The soundtrack album is composed by Ali Akram Shuvo. The film editing was by Chishti Jamal and cinematography done by M.A. Bukhari, while choreography was handled by Iran Ahmed, Saif Khan, Saiful and Aziz Reza. It was the second collaboration between Shakib Khan and Malek Afsari. It was a commercial success and was a hit at the box office. The film was criticized for some crude and vulgar scenes. However, the actors received critical acclaim for their performances.  The film marked as the first time appearance of any director on the poster.

== Plot ==
Biplob (Shakib Khan) is a patriotic and honest police officer. He declared war on corruption and terrorism. He loves a girl named Shimla. Shimla is a journalist by profession.

Meanwhile, Dhaka's notorious terrorist Dipu Sardar (Dipjol) takes a bath in a broken bucket every Friday, eats rice in a broken bowl and sleeps with a brick under his head every Friday to remember the pain he suffered during his 14-year jail term in the past. But Dipu Sardar kills Sonali's (Munmun) father and an honest minister of Rangamati, and rapes and murders a journalist named Kalyani! When Biplob went to arrest Dipu Sardar for this crime, Bipllb became an enemy of Dipu Sardar. As a result, Dipu Sardar beat Biplob and his lover and injured him. On the other hand, college student Sonali (Munmun) falls in love with movie ticket blacker Durjoy (Amin Khan).
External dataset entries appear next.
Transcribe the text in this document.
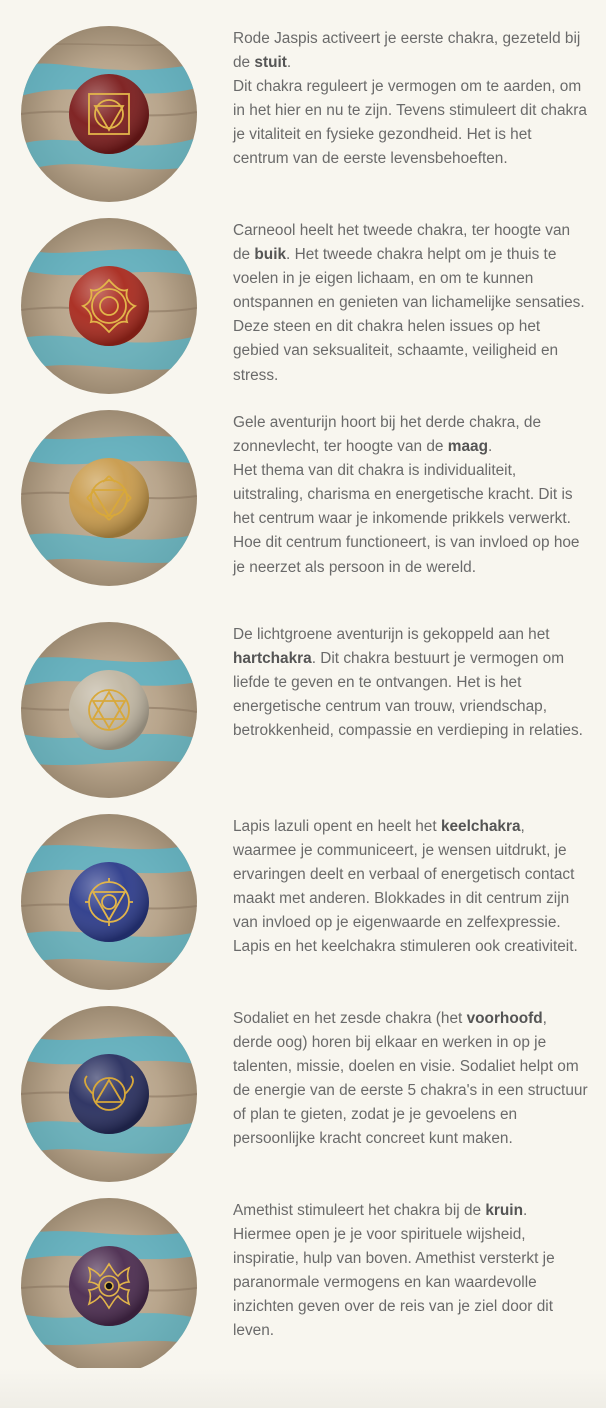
Rode Jaspis activeert je eerste chakra, gezeteld bij de stuit.
Dit chakra reguleert je vermogen om te aarden, om in het hier en nu te zijn. Tevens stimuleert dit chakra je vitaliteit en fysieke gezondheid. Het is het centrum van de eerste levensbehoeften.

Carneool heelt het tweede chakra, ter hoogte van de buik. Het tweede chakra helpt om je thuis te voelen in je eigen lichaam, en om te kunnen ontspannen en genieten van lichamelijke sensaties. Deze steen en dit chakra helen issues op het gebied van seksualiteit, schaamte, veiligheid en stress.

Gele aventurijn hoort bij het derde chakra, de zonnevlecht, ter hoogte van de maag.
Het thema van dit chakra is individualiteit, uitstraling, charisma en energetische kracht. Dit is het centrum waar je inkomende prikkels verwerkt. Hoe dit centrum functioneert, is van invloed op hoe je neerzet als persoon in de wereld.

De lichtgroene aventurijn is gekoppeld aan het hartchakra. Dit chakra bestuurt je vermogen om liefde te geven en te ontvangen. Het is het energetische centrum van trouw, vriendschap, betrokkenheid, compassie en verdieping in relaties.

Lapis lazuli opent en heelt het keelchakra, waarmee je communiceert, je wensen uitdrukt, je ervaringen deelt en verbaal of energetisch contact maakt met anderen. Blokkades in dit centrum zijn van invloed op je eigenwaarde en zelfexpressie. Lapis en het keelchakra stimuleren ook creativiteit.

Sodaliet en het zesde chakra (het voorhoofd, derde oog) horen bij elkaar en werken in op je talenten, missie, doelen en visie. Sodaliet helpt om de energie van de eerste 5 chakra's in een structuur of plan te gieten, zodat je je gevoelens en persoonlijke kracht concreet kunt maken.

Amethist stimuleert het chakra bij de kruin.
Hiermee open je je voor spirituele wijsheid, inspiratie, hulp van boven. Amethist versterkt je paranormale vermogens en kan waardevolle inzichten geven over de reis van je ziel door dit leven.
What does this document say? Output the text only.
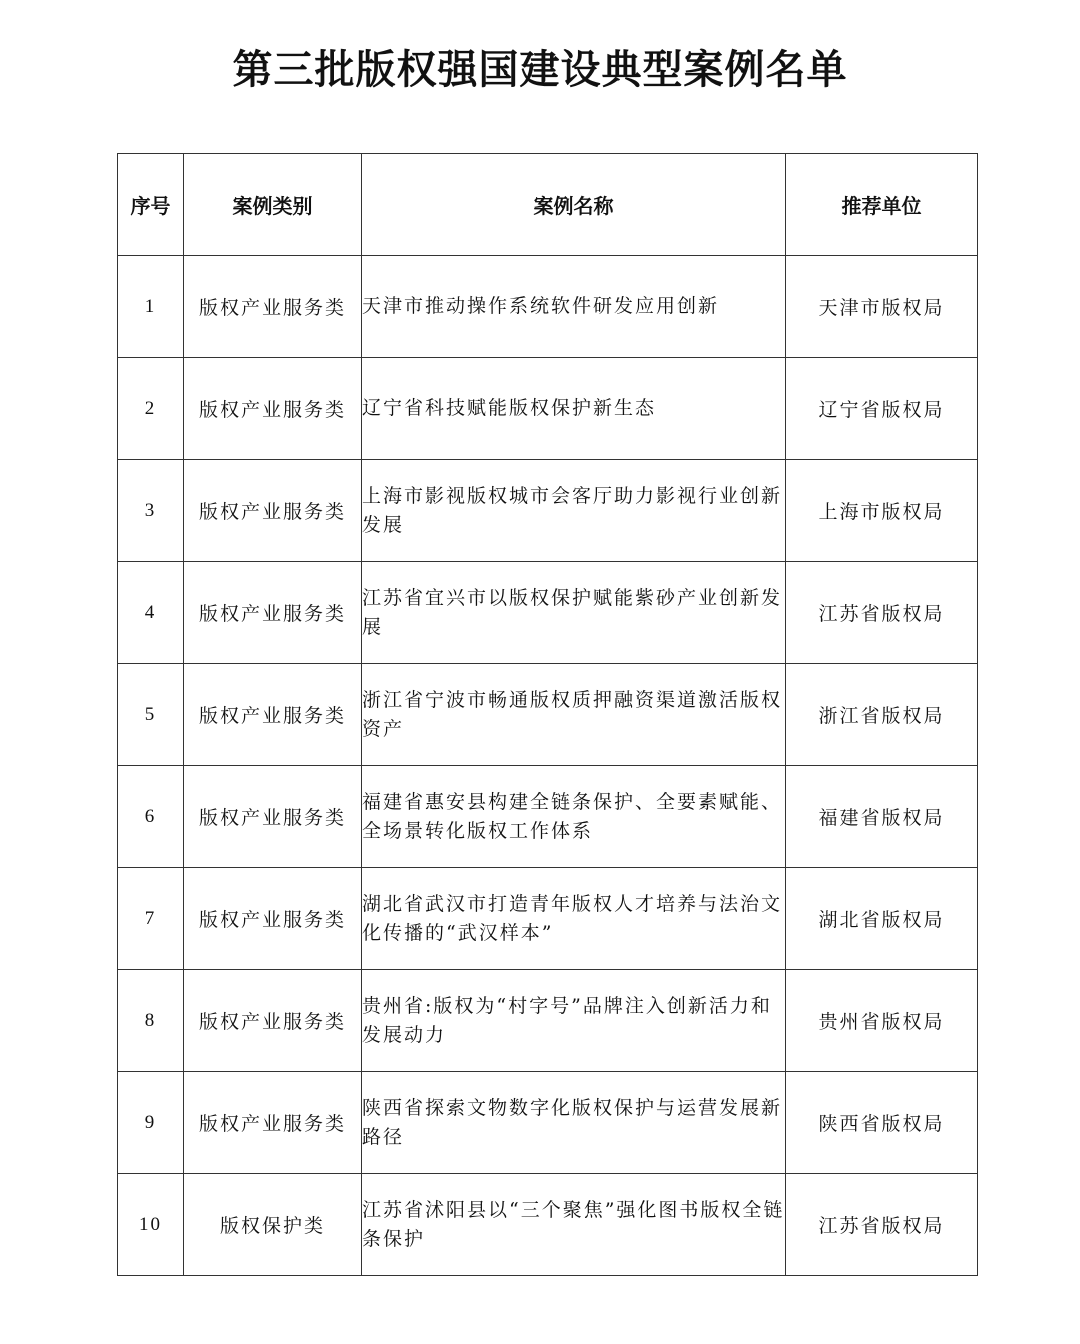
第三批版权强国建设典型案例名单
序号	案例类别	案例名称	推荐单位
1	版权产业服务类	天津市推动操作系统软件研发应用创新	天津市版权局
2	版权产业服务类	辽宁省科技赋能版权保护新生态	辽宁省版权局
3	版权产业服务类	上海市影视版权城市会客厅助力影视行业创新发展	上海市版权局
4	版权产业服务类	江苏省宜兴市以版权保护赋能紫砂产业创新发展	江苏省版权局
5	版权产业服务类	浙江省宁波市畅通版权质押融资渠道激活版权资产	浙江省版权局
6	版权产业服务类	福建省惠安县构建全链条保护、全要素赋能、全场景转化版权工作体系	福建省版权局
7	版权产业服务类	湖北省武汉市打造青年版权人才培养与法治文化传播的“武汉样本”	湖北省版权局
8	版权产业服务类	贵州省:版权为“村字号”品牌注入创新活力和发展动力	贵州省版权局
9	版权产业服务类	陕西省探索文物数字化版权保护与运营发展新路径	陕西省版权局
10	版权保护类	江苏省沭阳县以“三个聚焦”强化图书版权全链条保护	江苏省版权局
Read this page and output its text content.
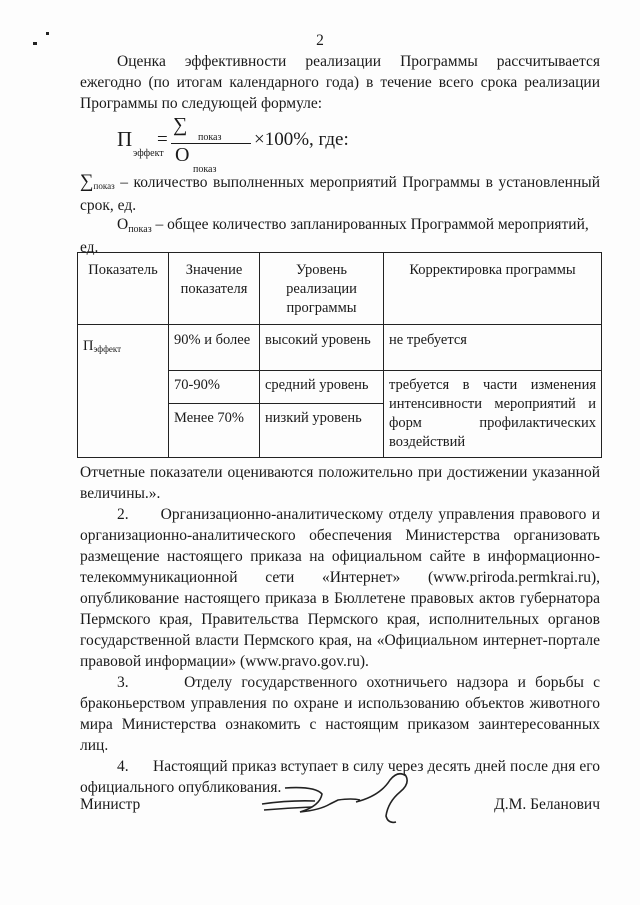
2
Оценка эффективности реализации Программы рассчитывается ежегодно (по итогам календарного года) в течение всего срока реализации Программы по следующей формуле:
П
эффект
=
∑
показ
О
показ
×100%, где:
∑показ – количество выполненных мероприятий Программы в установленный срок, ед.
Опоказ – общее количество запланированных Программой мероприятий, ед.
Показатель	Значение показателя	Уровень реализации программы	Корректировка программы
Пэффект	90% и более	высокий уровень	не требуется
	70-90%	средний уровень	требуется в части изменения интенсивности мероприятий и форм профилактических воздействий
	Менее 70%	низкий уровень	
Отчетные показатели оцениваются положительно при достижении указанной величины.».
2. Организационно-аналитическому отделу управления правового и организационно-аналитического обеспечения Министерства организовать размещение настоящего приказа на официальном сайте в информационно-телекоммуникационной сети «Интернет» (www.priroda.permkrai.ru), опубликование настоящего приказа в Бюллетене правовых актов губернатора Пермского края, Правительства Пермского края, исполнительных органов государственной власти Пермского края, на «Официальном интернет-портале правовой информации» (www.pravo.gov.ru).
3.	Отделу государственного охотничьего надзора и борьбы с браконьерством управления по охране и использованию объектов животного мира Министерства ознакомить с настоящим приказом заинтересованных лиц.
4. Настоящий приказ вступает в силу через десять дней после дня его официального опубликования.
Министр	Д.М. Беланович
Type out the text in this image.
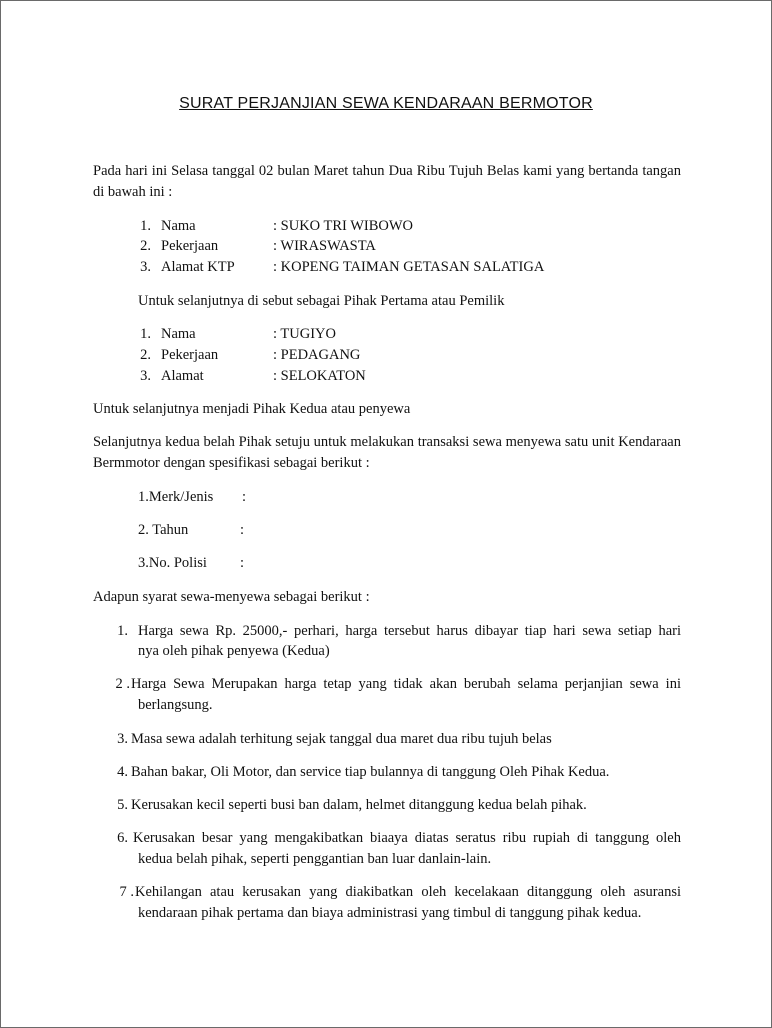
SURAT PERJANJIAN SEWA KENDARAAN BERMOTOR

Pada hari ini Selasa tanggal 02 bulan Maret tahun Dua Ribu Tujuh Belas kami yang bertanda tangan di bawah ini :

1. Nama	: SUKO TRI WIBOWO
2. Pekerjaan	: WIRASWASTA
3. Alamat KTP	: KOPENG TAIMAN GETASAN SALATIGA
Untuk selanjutnya di sebut sebagai Pihak Pertama atau Pemilik
1. Nama	: TUGIYO
2. Pekerjaan	: PEDAGANG
3. Alamat	: SELOKATON
Untuk selanjutnya menjadi Pihak Kedua atau penyewa

Selanjutnya kedua belah Pihak setuju untuk melakukan transaksi sewa menyewa satu unit Kendaraan Bermmotor dengan spesifikasi sebagai berikut :

1.Merk/Jenis :
2. Tahun	:
3.No. Polisi :
Adapun syarat sewa-menyewa sebagai berikut :
1. Harga sewa Rp. 25000,- perhari, harga tersebut harus dibayar tiap hari sewa setiap hari
nya oleh pihak penyewa (Kedua)
2 . Harga Sewa Merupakan harga tetap yang tidak akan berubah selama perjanjian sewa ini
berlangsung.
3. Masa sewa adalah terhitung sejak tanggal dua maret dua ribu tujuh belas
4. Bahan bakar, Oli Motor, dan service tiap bulannya di tanggung Oleh Pihak Kedua.
5. Kerusakan kecil seperti busi ban dalam, helmet ditanggung kedua belah pihak.
6. Kerusakan besar yang mengakibatkan biaaya diatas seratus ribu rupiah di tanggung oleh
kedua belah pihak, seperti penggantian ban luar danlain-lain.
7 . Kehilangan atau kerusakan yang diakibatkan oleh kecelakaan ditanggung oleh asuransi
kendaraan pihak pertama dan biaya administrasi yang timbul di tanggung pihak kedua.
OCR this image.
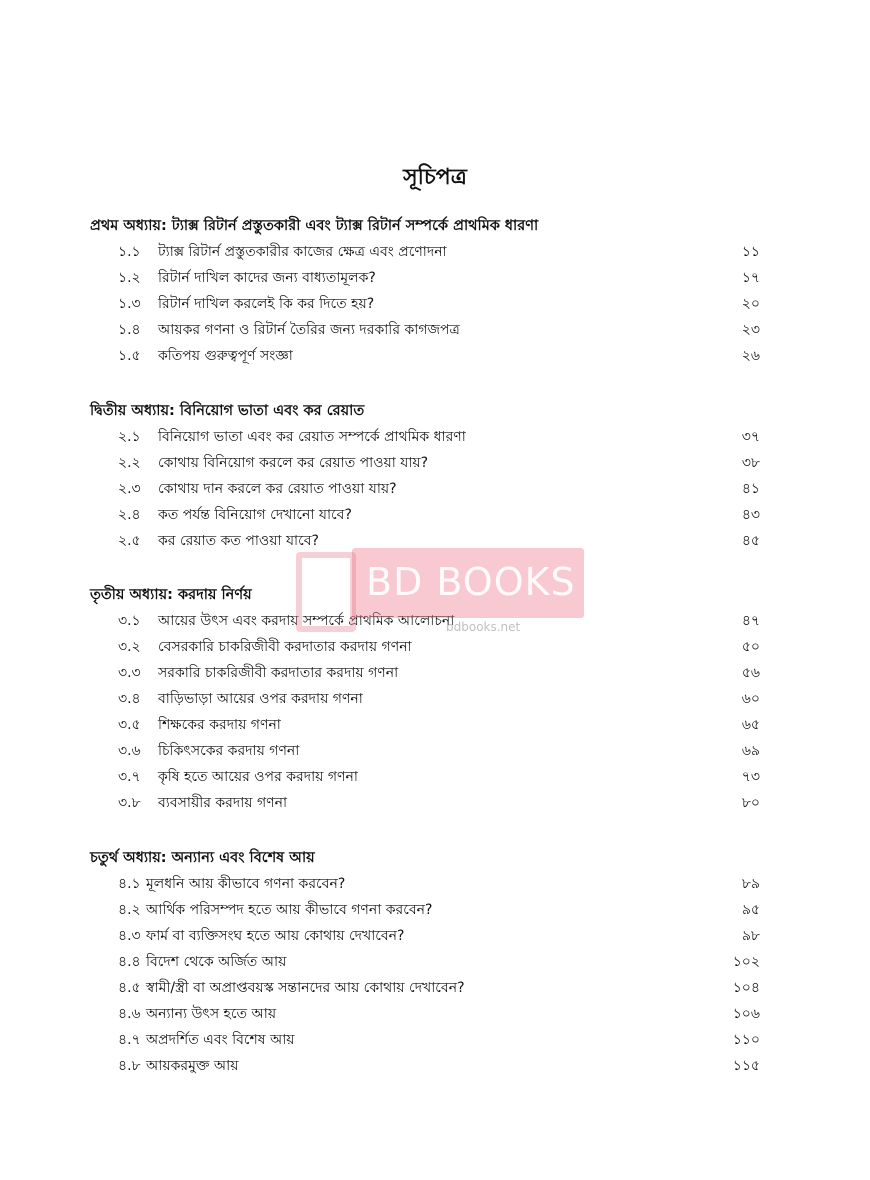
সূচিপত্র
প্রথম অধ্যায়: ট্যাক্স রিটার্ন প্রস্তুতকারী এবং ট্যাক্স রিটার্ন সম্পর্কে প্রাথমিক ধারণা
১.১ ট্যাক্স রিটার্ন প্রস্তুতকারীর কাজের ক্ষেত্র এবং প্রণোদনা	১১
১.২ রিটার্ন দাখিল কাদের জন্য বাধ্যতামূলক?	১৭
১.৩ রিটার্ন দাখিল করলেই কি কর দিতে হয়?	২০
১.৪ আয়কর গণনা ও রিটার্ন তৈরির জন্য দরকারি কাগজপত্র	২৩
১.৫ কতিপয় গুরুত্বপূর্ণ সংজ্ঞা	২৬
দ্বিতীয় অধ্যায়: বিনিয়োগ ভাতা এবং কর রেয়াত
২.১ বিনিয়োগ ভাতা এবং কর রেয়াত সম্পর্কে প্রাথমিক ধারণা	৩৭
২.২ কোথায় বিনিয়োগ করলে কর রেয়াত পাওয়া যায়?	৩৮
২.৩ কোথায় দান করলে কর রেয়াত পাওয়া যায়?	৪১
২.৪ কত পর্যন্ত বিনিয়োগ দেখানো যাবে?	৪৩
২.৫ কর রেয়াত কত পাওয়া যাবে?	৪৫
তৃতীয় অধ্যায়: করদায় নির্ণয়
৩.১ আয়ের উৎস এবং করদায় সম্পর্কে প্রাথমিক আলোচনা	৪৭
৩.২ বেসরকারি চাকরিজীবী করদাতার করদায় গণনা	৫০
৩.৩ সরকারি চাকরিজীবী করদাতার করদায় গণনা	৫৬
৩.৪ বাড়িভাড়া আয়ের ওপর করদায় গণনা	৬০
৩.৫ শিক্ষকের করদায় গণনা	৬৫
৩.৬ চিকিৎসকের করদায় গণনা	৬৯
৩.৭ কৃষি হতে আয়ের ওপর করদায় গণনা	৭৩
৩.৮ ব্যবসায়ীর করদায় গণনা	৮০
চতুর্থ অধ্যায়: অন্যান্য এবং বিশেষ আয়
৪.১ মূলধনি আয় কীভাবে গণনা করবেন?	৮৯
৪.২ আর্থিক পরিসম্পদ হতে আয় কীভাবে গণনা করবেন?	৯৫
৪.৩ ফার্ম বা ব্যক্তিসংঘ হতে আয় কোথায় দেখাবেন?	৯৮
৪.৪ বিদেশ থেকে অর্জিত আয়	১০২
৪.৫ স্বামী/স্ত্রী বা অপ্রাপ্তবয়স্ক সন্তানদের আয় কোথায় দেখাবেন?	১০৪
৪.৬ অন্যান্য উৎস হতে আয়	১০৬
৪.৭ অপ্রদর্শিত এবং বিশেষ আয়	১১০
৪.৮ আয়করমুক্ত আয়	১১৫
BD BOOKS
bdbooks.net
After Sonali got into trouble with Dipu Sardar's brother Nanna Sardar (Mafia) over the college election, Nanna Sardar threatened to expose her. Then Sonali took refuge in Durjoy to escape from Nanna. But Nanna killed Durjoy's mother by plotting Durjoy and handing him over to the police. Then when Nanna tries to kill Sonali by setting her on fire, a neighbor girl named Jumka, who loves Durjoy, saves Sonali with her life. Later, Durjoy became enraged and killed Nanna by burning her. Then Biplob and Durjoy combined to destroy all the bad deeds and illegal business of Dipu Sardar. After killing Dipu Sardar and all his goons, Durjoy, Biplob, Shimla and Sonali went to jail. They came out of jail after a few years.

== Cast ==
- Shakib Khan as Biplob
- Shimla as Shimla, Journalist
- Amin Khan as Durjoy
- Munmun as Sonali
- Afzal Sharif -
- Dildar as Qutub
- Nasir Khan as Police official
- Monwar Hossain Dipjol as Dipu Sardar
- Rosy Afsari as Durjoy's mother
- Don as Dipu Sardar's goons
- Mafia as Nanna Sardar, Dipu Sardar's younger brother
- Jhumka as Special appearance

== Soundtrack ==

The soundtrack album of the film is composed by Ali Akram Shuvo with all of song penned Moniruzzaman Monir, which consisting six songs.

| No. | Title | Singer(s) | Length |
|---|---|---|---|
| 1. | "Ango Mitha Angur" | Andrew Kishore, Runa Laila | 4:38 |
| 2. | "Bashor Raat Modhur Raat" | Andrew Kishore, Sabina Yasmin | 4:27 |
| 3. | "Dhal Tora Dhal" | Khan Asifur Rahman Agun | 4:06 |
| 4. | "Ekta Meye Ekta Chele" | Andrew Kishore, Sabina Yasmin | 4:49 |
| 5. | "Eto Prem Re" | Andrew Kishore, Runa Laila | 4:50 |
| 6. | "Janu Re Janu" | Biplob, Sabina Yasmin | 4:45 |
| Total length: |  |  | 26:00 |

== Release ==
The film was a commercial success and a hit at the box office. It was criticized for some crude and vulgar scenes. However, the actors received critical acclaim for their performances.